|LTU News Center|
|21000 West Ten Mile Road|
|Southfield, MI 48075-1058|
|Release Date: February 15, 2010|
|Architectural engineers from Lawrence Tech expected to lead green buildings movement|
Southfield, Mich. - As energy conservation becomes increasingly important, dramatic changes will be needed in the buildings where we live and work. In response to those challenges, Lawrence Technological University has introduced a five-year program that combines a bachelor's and master's degree in architectural engineering. It is among only a few in the country.
"Lawrence Tech's architectural engineering program meets a great need in the construction industry, which suffers from a lack of building-oriented design engineers," said Gordon Holness, president of the American Society of Heating, Refrigerating and Air-Conditioning Engineers (ASHRAE) and chairman emeritus of Albert Kahn Associates Inc.
By combining an architectural design core with an engineering curriculum, Lawrence Tech's dual-degree program equips students with the artistic perspective to understand what an architect is trying to accomplish as they use their specialized engineering skills to design and engineer structures. Graduates will be qualified to become licensed engineers.
Architectural engineers analyze the site, building orientation and exposure; design the heating, cooling, lighting and power distribution systems; ensure fire protection systems; and determine how water usage and waste will be managed and minimized.
Architectural engineers are highly sought after by architecture and engineering firms, construction companies, and building owners because they have the specialized skills needed to compete in an increasingly technical, green and energy-conscious marketplace.
"Graduates of this program will understand sustainability, energy efficiency and the integrated design process," said Filza Walters, director of the new degree program. "They will be in high demand by building owners and architectural and engineering companies. Building owners and operators want healthy, energy-efficient and high-performing buildings with a reduced carbon footprint and reduced operating expenses."

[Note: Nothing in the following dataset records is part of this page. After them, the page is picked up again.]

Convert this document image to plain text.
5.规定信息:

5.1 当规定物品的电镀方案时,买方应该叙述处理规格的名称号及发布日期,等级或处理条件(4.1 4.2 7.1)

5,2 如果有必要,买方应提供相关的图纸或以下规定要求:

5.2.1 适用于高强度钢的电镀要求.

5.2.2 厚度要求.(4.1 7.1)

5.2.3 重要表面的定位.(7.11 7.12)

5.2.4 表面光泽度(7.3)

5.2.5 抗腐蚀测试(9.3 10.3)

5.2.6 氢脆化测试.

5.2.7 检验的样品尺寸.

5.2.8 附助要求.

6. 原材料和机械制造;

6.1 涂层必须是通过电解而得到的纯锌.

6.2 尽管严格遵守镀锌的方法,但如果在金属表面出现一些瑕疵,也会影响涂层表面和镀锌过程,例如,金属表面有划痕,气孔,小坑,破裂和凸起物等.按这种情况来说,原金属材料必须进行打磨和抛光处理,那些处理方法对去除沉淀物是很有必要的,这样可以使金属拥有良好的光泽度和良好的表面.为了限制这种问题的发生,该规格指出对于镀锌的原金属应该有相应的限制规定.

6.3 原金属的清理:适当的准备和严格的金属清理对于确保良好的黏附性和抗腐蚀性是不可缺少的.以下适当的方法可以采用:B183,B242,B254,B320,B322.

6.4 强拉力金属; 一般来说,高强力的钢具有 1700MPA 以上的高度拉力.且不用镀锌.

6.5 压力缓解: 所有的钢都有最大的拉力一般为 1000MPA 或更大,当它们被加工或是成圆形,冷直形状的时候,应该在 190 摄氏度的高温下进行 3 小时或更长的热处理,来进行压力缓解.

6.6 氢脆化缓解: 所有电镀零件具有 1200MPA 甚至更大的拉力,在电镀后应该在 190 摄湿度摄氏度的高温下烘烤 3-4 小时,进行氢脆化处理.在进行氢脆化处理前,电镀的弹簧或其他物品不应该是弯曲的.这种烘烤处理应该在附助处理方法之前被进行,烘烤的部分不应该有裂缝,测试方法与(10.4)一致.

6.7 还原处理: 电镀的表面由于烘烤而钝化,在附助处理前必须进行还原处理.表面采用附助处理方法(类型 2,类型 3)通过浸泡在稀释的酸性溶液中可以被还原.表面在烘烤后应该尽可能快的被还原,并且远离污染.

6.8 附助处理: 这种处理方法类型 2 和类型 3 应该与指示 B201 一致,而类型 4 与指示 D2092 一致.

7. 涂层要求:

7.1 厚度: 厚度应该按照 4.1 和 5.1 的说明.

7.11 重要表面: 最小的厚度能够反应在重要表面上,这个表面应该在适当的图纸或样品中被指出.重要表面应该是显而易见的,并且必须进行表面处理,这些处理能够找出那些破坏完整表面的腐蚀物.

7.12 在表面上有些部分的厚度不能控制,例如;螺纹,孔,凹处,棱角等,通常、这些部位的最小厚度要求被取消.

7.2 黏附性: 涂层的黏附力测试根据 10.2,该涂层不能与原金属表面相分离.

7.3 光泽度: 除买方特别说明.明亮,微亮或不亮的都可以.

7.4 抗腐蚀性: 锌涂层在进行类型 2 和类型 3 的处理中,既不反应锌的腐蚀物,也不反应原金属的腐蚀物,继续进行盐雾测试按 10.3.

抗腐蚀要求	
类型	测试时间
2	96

As the demand grows for green, high-performance buildings, project teams must adapt their designs to a new generation of mechanical and electrical systems, while building engineers will have to be aware of the design challenges and opportunities those new systems create.

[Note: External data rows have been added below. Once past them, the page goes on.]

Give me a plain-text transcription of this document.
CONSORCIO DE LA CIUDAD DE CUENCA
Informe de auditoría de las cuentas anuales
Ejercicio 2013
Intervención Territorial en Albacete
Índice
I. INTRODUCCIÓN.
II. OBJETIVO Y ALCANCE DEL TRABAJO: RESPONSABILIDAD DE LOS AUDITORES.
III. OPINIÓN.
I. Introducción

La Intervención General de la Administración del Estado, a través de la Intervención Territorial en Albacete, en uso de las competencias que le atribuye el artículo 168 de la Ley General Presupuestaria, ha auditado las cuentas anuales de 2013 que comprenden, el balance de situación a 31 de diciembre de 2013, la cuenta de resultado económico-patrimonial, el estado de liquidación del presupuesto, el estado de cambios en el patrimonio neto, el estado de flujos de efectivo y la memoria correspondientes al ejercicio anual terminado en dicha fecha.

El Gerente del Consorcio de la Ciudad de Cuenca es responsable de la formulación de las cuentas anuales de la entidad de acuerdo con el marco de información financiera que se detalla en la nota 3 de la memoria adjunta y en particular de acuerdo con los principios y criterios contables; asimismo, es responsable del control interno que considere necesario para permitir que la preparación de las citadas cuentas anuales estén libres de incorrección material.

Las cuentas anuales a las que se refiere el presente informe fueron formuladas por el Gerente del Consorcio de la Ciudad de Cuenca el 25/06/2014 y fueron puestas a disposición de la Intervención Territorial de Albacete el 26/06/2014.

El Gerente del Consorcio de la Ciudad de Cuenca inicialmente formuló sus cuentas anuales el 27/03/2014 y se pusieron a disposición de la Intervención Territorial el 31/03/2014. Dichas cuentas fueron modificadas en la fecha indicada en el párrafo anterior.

"People in the field are suddenly realizing that engineers and architects are going to have to work closely together to figure out new solutions," Walters said. "Our architectural engineering graduates will be able to bridge the gap that has traditionally existed between the two disciplines."
That gap is already much smaller at Lawrence Tech where students are immersed in an integrated design and delivery approach, and often take courses in engineering and architecture.
Sustainability is a major movement in architecture, and architectural engineers learn how to reduce the "carbon footprint" of a building. Students in this five-year program will be prepared to take leadership roles in the rapidly expanding field of sustainable building design.
Walters has more than 18 years of experience as a designer, consulting engineer, project manager and owner's representative, working on commercial, institutional, healthcare, industrial and educational facilities. Before accepting a full-time faculty position at Lawrence Tech, she was an owner's representative and project manager at Wayne State University and a guest lecturer at Lawrence Tech.
Walters has a bachelor's degree in architectural engineering from Kansas State University, and an MBA in international business from Lawrence Tech.
"Our graduates will aspire to create built environments that are aesthetically pleasing, healthy, innovative in mechanical and electrical design, and cost-effective to build, maintain and sustain," she said.
Lawrence Technological University, ltu.edu, offers more than 100 undergraduate, master's and doctoral degree programs in Colleges of Architecture and Design, Arts and Sciences, Engineering and Management. Founded in 1932, the 4,500-student, private university pioneered evening classes and today has a growing number of weekend and online programs. Lawrence Tech's 102-acre campus is in Southfield, and programs are also offered in Detroit, Lansing, Petoskey and Traverse City. Lawrence Tech also offers programs with partner universities in Canada, Mexico, Europe, the Middle East and Asia.